What Does “Probate” Mean? – The term “probate” is associated with estate planning and describes the legal process by which a decedent’s will is processed by a special court. An executor of the estate is named to handle the decedent’s affairs and administer the estate throughout the probate process. Assets that are distributed under a will (or all assets in the absence of a will or other ownership forms) go through this process and are “subject to probate.” Assets, distributions of which do not pass through a will, such as jointly owned property, life insurance (with properly selected beneficiaries) or those owned through a properly established revocable living trust, are usually not subject to probate.
Why is this important?
Probate court records are public documents meaning that others can learn about your family’s finances by reviewing these public records. Probate usually requires the services of an attorney, which costs money. Depending on the complexity of the estate, probate costs can range up to 5% of the value of the estate. Probate can also take time, often six months or more. During this time, the distribution of assets to heirs may be delayed.

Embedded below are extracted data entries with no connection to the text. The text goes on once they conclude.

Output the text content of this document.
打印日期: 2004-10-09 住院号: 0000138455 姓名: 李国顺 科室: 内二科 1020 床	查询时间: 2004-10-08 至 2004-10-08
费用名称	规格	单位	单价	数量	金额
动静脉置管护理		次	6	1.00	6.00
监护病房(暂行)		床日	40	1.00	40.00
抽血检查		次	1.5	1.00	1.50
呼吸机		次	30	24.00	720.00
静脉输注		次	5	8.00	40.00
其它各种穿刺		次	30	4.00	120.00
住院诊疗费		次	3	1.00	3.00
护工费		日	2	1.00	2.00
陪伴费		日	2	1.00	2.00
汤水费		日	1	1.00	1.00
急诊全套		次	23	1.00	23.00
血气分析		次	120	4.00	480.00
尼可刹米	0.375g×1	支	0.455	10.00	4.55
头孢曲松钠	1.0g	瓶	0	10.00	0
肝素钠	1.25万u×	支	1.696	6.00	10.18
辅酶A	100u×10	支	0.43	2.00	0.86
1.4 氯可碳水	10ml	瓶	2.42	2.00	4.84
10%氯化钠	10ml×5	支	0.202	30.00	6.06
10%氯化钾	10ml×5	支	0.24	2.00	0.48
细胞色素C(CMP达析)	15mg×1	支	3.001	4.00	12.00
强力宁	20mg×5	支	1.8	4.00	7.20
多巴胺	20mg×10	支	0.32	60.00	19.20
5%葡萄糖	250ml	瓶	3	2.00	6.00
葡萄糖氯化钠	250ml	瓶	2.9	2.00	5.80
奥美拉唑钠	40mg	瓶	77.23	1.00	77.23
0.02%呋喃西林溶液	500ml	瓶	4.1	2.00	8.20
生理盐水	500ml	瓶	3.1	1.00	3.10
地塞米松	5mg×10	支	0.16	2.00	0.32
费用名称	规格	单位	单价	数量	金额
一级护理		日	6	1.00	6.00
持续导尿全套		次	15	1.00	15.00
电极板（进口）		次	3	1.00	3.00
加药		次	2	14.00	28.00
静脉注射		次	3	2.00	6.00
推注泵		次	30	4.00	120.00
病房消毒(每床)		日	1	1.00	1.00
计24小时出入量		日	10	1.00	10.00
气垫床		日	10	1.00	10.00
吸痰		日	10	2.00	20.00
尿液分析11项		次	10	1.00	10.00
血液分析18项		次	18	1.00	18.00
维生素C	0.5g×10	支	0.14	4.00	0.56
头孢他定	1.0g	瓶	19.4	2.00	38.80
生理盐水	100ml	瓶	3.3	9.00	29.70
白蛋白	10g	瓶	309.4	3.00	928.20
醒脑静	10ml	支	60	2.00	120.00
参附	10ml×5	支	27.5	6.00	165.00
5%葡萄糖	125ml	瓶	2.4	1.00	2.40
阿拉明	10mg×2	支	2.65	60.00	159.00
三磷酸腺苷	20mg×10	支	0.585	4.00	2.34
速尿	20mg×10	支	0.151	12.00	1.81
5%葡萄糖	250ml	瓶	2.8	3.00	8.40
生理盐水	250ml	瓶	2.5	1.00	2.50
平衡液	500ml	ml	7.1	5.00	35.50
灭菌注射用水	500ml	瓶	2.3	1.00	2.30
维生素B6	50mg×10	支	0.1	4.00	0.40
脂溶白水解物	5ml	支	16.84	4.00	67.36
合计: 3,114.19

What should you do about probate?
Planning for your estate can be confusing, complex and is often a topic that most people want to avoid. However, sooner or later, we all are going to have an estate and planning ahead can reduce the stress and anxiety surrounding the death of a loved one.
There are some ways to minimize the portion of your estate subject to probate through the ownership form you choose for certain assets. For example, if you own real estate jointly with the right of survivorship, on your death the title passes to the survivor directly, avoiding probate. The beneficiary designations of your retirement plan and IRAs can also be used to keep those assets out of the probate process by naming a person (or persons) instead of your estate as beneficiary.
Another way to avoid probate is by owning assets in a “revocable living trust.” As the name implies, these trusts are established when the grantor is still alive and since they are revocable, the grantor retains the power to revoke or amend the trust as he or she wishes. A trust document establishes the trust, names the trustee (usually the grantor), names a successor trustee (someone to take control if the trustee becomes disabled), often a trusted family member, and describes how assets are to be managed and ultimately distributed from the trust.
After the trust is established, assets are transferred into the trust by the grantor and the grantor continues to manage them. The grantor reports the taxable income from those assets on his or her individual tax return. The assets are owned by the trust but there is no change in the control or tax treatment of the assets. When the grantor dies, the assets in the trust are distributed under the terms of the trust document in a way similar to how a will describes how assets in an estate are distributed, only without going through the probate process.
Avoiding probate is just one of the issues associated with planning for an estate. The services of a qualified estate planning professional are essential, especially if your estate is large or complex.